People sometimes say to me, 'What's the big deal, Arno? These are victimless crimes. If a man wants to place a bet or sleep with a woman for money, what's wrong with that? Where's the victim?' Well, my friends, I'll tell you what's wrong with that and who the victim is. We're the victim. All of us. When we allow this kind of activity to occur, when we simply look the other way, then it weakens us all. Every one of us.

I look at it this way. These so-called little crimes are each like a broken window in an abandoned house. Doesn't seem like a big problem, right?

Wrong. If nobody fixes that window, pretty soon kids come along and think nobody cares. So they throw a few rocks and break a few more windows. Next, the burglar drives down the street and sees the house and thinks nobody around there cares. So he sets up shop and starts breaking into houses while the owners are at work.

Next thing you know, another miscreant comes along and steals cars right off the street. And so on and so on. The residents start to see their own neighborhood with different eyes then. They think, Nobody cares anymore, so why should I? They wait an extra month before cutting the grass. They don't tell the boys hanging on the corner to put the cigarettes out and go back to school. It's gradual decay, my friends. It happens all across this great country of ours. It sneaks in like weeds in our yard. Well, when I'm district attorney the weeds are coming out by the roots.

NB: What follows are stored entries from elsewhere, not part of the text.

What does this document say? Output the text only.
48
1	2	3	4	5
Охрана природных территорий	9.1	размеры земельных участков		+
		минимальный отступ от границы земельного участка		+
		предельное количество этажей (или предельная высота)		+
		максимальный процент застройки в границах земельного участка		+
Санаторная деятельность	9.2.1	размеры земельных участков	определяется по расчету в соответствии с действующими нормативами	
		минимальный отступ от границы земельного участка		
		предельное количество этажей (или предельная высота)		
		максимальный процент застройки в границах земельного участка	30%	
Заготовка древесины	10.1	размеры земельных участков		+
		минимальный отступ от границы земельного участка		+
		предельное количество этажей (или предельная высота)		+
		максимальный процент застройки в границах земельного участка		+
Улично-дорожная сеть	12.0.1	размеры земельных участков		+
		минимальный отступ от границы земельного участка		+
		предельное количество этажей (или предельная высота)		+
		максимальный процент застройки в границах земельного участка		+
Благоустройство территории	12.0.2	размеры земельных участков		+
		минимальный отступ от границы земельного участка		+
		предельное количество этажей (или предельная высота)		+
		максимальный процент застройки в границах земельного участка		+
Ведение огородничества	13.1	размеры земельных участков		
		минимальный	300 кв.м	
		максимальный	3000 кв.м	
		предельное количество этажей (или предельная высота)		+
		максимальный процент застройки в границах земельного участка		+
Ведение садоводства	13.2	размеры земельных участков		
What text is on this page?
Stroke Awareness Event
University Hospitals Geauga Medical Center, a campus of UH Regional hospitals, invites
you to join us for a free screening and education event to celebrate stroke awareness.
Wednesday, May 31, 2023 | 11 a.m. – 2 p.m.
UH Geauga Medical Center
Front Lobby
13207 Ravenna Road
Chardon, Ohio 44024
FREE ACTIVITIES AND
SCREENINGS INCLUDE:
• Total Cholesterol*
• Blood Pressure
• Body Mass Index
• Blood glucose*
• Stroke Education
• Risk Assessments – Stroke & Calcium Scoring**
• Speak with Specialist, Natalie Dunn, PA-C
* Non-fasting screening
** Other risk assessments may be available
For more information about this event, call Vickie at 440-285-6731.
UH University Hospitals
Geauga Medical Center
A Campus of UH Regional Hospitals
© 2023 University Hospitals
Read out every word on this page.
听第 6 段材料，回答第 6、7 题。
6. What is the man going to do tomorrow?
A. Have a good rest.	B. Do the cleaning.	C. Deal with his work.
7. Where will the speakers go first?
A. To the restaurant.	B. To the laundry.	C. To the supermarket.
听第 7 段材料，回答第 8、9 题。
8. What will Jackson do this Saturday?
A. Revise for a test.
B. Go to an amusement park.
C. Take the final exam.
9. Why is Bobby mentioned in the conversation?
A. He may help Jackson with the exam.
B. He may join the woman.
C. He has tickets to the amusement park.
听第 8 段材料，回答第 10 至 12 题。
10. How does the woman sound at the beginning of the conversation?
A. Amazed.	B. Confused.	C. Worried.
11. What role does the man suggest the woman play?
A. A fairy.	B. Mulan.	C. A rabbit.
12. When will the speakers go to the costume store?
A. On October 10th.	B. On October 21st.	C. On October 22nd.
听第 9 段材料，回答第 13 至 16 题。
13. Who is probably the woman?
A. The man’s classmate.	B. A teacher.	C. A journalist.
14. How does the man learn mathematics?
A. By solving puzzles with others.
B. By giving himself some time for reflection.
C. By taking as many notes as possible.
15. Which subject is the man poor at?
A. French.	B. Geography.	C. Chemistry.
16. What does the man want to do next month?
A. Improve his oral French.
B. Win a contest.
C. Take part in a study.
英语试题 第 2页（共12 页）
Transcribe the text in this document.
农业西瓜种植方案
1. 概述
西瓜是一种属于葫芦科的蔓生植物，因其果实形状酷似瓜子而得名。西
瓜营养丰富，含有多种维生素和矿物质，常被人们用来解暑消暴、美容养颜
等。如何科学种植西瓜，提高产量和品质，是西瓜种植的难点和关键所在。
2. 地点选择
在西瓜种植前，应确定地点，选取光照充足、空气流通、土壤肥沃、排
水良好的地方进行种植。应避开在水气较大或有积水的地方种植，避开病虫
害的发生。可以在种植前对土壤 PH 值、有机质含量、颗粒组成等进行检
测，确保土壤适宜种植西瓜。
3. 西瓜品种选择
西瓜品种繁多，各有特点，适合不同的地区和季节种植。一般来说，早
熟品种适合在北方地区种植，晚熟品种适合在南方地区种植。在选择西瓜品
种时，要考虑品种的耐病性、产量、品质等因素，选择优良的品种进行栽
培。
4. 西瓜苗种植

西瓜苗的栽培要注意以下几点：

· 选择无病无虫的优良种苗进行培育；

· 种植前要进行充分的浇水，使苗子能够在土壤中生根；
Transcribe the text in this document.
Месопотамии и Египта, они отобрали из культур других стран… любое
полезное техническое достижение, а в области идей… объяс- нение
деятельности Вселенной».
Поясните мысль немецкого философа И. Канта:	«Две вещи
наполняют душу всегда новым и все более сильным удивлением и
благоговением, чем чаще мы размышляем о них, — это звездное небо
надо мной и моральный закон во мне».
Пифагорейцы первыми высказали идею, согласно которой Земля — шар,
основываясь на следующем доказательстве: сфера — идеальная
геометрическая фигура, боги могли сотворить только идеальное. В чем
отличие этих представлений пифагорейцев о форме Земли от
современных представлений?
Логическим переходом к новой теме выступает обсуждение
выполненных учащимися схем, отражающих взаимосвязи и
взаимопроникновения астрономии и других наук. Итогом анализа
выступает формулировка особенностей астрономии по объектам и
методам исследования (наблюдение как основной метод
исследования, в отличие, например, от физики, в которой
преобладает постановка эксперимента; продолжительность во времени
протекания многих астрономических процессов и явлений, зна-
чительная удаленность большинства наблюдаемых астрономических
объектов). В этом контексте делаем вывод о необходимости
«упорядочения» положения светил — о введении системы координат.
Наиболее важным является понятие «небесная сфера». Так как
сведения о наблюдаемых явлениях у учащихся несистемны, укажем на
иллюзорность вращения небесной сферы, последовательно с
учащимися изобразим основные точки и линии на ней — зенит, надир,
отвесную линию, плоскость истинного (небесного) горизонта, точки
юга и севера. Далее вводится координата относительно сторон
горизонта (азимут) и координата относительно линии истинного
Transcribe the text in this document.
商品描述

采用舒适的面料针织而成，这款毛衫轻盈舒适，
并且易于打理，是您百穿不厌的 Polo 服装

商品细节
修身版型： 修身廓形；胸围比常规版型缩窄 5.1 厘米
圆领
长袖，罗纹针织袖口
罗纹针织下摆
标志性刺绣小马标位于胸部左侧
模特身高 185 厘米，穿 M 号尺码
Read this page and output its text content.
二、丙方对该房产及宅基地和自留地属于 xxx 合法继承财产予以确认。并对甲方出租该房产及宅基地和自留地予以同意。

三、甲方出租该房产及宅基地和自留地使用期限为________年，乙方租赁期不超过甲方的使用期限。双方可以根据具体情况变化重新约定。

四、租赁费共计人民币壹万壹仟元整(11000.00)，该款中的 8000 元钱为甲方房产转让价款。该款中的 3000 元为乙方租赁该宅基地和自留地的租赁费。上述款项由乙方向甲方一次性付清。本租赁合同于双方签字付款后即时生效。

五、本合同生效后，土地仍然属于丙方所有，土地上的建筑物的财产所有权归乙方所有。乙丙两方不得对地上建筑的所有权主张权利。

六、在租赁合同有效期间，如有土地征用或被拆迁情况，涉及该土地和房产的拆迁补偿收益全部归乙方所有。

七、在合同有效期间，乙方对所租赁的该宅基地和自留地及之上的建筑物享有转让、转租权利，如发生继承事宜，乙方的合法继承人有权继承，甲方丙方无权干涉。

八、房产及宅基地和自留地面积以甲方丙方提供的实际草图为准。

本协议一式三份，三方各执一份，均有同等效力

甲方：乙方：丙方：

The story ended by reporting that Conklin had chosen a young 'firebrand' from his office to manage his campaign. He said that Gordon Mittel would resign from the DA's office and begin work immediately. Bosch reread the story and immediately became transfixed by something that hadn't registered during his first read. It was in the second paragraph.

For the well-known and not-press-shy Conklin, it will be his first run for public office. The 35-year-old bachelor and Hancock Park resident said he has planned the run for a long time and has the backing of retiring DA John Charles Stock, who also appeared at the press conference.

Bosch turned the pages of his notebook back to the list of names he had written before and wrote 'Hancock Park'

after Conklin's name. It wasn't much but it was a little piece of verification of Katherine Register's story. And it was enough to get Bosch's juices going. It made him feel that at least he had a line in the water.

'Fucking hypocrite,' he whispered to himself. He drew a circle around Conklin's name in the notebook. He absentmindedly kept circling it as he tried to decide what he should do next.